Животный страх подступал все ближе к горлу. Чтобы не упасть со ступенек, я вцепилась в перила и попросила:
— Открой, пожалуйста, дверь, чтоб воздух шел, меня очень сильно тошнит.
Не успела я договорить, как меня стало рвать.
Опешив, он отпрянул от летящих в него помоев и приоткрыл входную дверь. В широкий проем я увидела знакомого ротвейлера, справлявшего нужду. У него на шее болтался поводок, — значит, хозяин рядом. Мой мучитель тоже увидел собаку.
Брезгливо скинув облеванную куртку, сложил нож и выскочил из подъезда, даже не простившись.
Два дня я в полном отупении просидела дома. На третий — страх и слабость отступили, и я вышла на улицу. У соседнего дома стоял похоронный автобус.
— Кого хоронят? — спросила у старушки.
— Женщину молодую, официантку. Третьего дня шла ночью с работы, так прямо в подъезде и зарезали. И муж встречал с собакой, да видать, пропустил.
Что касается милиции, то там меня с интересом выслушали, показали кучу невыразительных снимков, приняли заявление с описанием особых примет и заперли листочек в ящик стола. Больше меня не вызывали.
Но, как оказалось, я все еще продолжала верить, что в жизни есть место подвигу.

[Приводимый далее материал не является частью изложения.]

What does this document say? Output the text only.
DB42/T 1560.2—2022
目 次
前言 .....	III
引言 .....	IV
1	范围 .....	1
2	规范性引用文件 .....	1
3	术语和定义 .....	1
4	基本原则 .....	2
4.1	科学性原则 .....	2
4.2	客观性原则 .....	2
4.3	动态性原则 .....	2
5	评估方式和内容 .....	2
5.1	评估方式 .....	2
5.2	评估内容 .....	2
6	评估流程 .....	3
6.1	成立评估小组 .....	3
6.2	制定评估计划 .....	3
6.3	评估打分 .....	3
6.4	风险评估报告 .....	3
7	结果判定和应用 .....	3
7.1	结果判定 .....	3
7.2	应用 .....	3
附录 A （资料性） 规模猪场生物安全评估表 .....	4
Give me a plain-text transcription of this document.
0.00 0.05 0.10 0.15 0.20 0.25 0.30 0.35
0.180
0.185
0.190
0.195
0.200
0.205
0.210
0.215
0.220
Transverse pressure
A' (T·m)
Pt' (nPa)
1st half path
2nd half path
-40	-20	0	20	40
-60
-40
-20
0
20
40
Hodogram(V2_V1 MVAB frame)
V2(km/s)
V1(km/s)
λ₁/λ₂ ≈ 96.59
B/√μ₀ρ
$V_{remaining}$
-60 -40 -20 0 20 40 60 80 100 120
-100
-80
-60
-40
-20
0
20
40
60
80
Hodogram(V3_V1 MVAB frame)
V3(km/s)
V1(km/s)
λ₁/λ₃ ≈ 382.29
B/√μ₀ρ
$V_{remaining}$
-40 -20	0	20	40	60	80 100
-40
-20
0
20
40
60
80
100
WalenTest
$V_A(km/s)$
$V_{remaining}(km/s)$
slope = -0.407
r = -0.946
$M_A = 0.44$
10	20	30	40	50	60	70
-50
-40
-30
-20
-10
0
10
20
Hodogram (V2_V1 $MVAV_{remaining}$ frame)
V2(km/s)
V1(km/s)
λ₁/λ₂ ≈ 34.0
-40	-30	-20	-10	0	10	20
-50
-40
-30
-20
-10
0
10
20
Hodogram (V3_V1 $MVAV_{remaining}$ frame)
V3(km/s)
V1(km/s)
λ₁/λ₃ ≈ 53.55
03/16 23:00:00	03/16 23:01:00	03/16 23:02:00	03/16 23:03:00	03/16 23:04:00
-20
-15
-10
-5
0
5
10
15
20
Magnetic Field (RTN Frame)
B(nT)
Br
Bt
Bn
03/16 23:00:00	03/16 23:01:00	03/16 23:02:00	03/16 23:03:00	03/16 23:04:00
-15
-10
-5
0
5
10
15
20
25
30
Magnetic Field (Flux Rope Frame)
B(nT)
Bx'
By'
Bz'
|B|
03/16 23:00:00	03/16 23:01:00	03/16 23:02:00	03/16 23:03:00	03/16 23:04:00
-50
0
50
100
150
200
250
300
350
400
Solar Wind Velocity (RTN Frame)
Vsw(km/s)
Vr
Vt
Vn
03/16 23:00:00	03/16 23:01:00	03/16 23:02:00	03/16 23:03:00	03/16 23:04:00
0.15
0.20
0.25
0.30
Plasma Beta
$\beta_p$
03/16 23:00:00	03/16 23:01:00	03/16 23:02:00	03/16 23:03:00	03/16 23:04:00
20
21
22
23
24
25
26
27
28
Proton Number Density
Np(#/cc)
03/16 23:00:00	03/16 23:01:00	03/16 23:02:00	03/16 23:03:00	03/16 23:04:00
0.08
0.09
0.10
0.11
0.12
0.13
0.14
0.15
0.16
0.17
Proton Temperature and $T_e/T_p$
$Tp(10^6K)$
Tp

Дело было так. Возвращаюсь с работы и вижу трех незнакомых, но довольно обычного вида мужчин, изучающих наш домофон. У одного даже самодельная инструкция в руках. А домофон, надо сказать, самый что ни на есть элементарный: набрал номер квартиры и жди себе ответа. Если, конечно, не ставишь своей целью нанести неожиданный визит.
— Надеюсь, вы не будете возражать, если мы войдем с вами? — задал риторический вопрос самый старший, с усиками.
— Проходите, я не съем, — и показала на всякий случай здоровые острые зубы.
— А не боитесь? — спросил чернявенький, и знакомый мороз пробежал по моей пугливой шкуре. Однако кабина уже закрылась, и на поставленный в лоб вопрос я не сочла возможным ответить честно.
— Вам на какой?
— А на каком восемьдесят пятая квартира?
Через сорок минут в мой домофон позвонили.
— Откройте, милиция. Тут ваших соседей грабанули, а они почему-то не открывают.
Через мгновенье я уже стояла перед 85-й квартирой в ожидании представителей карательных органов. Это были двое здоровенных мужиков в боевых доспехах и при автоматах. Пока они жали на кнопку соседского звонка, я с гордостью рассказывала, что лично впустила грабителей в дом и даже ехала с ними в одном лифте. И хотя мне казалось, что говорила я довольно громко и вдохновенно, стражи порядка меня не слышали.
Когда дверь квартиры открылась, на пороге нарисовался сам пострадавший с шишкой вместо левого глаза. Сосед этот, если честно, и до ограбления был не сильно богат.
— Ну, показывай, чего там тебя лишили, — сострил служивый, и я, почувствовав себя лишней, пошла дожаривать картошку, напомнив еще раз о своей полной готовности помочь следствию. Жарила и прислушивалась: вдруг позвонят в дверь, а я не услышу.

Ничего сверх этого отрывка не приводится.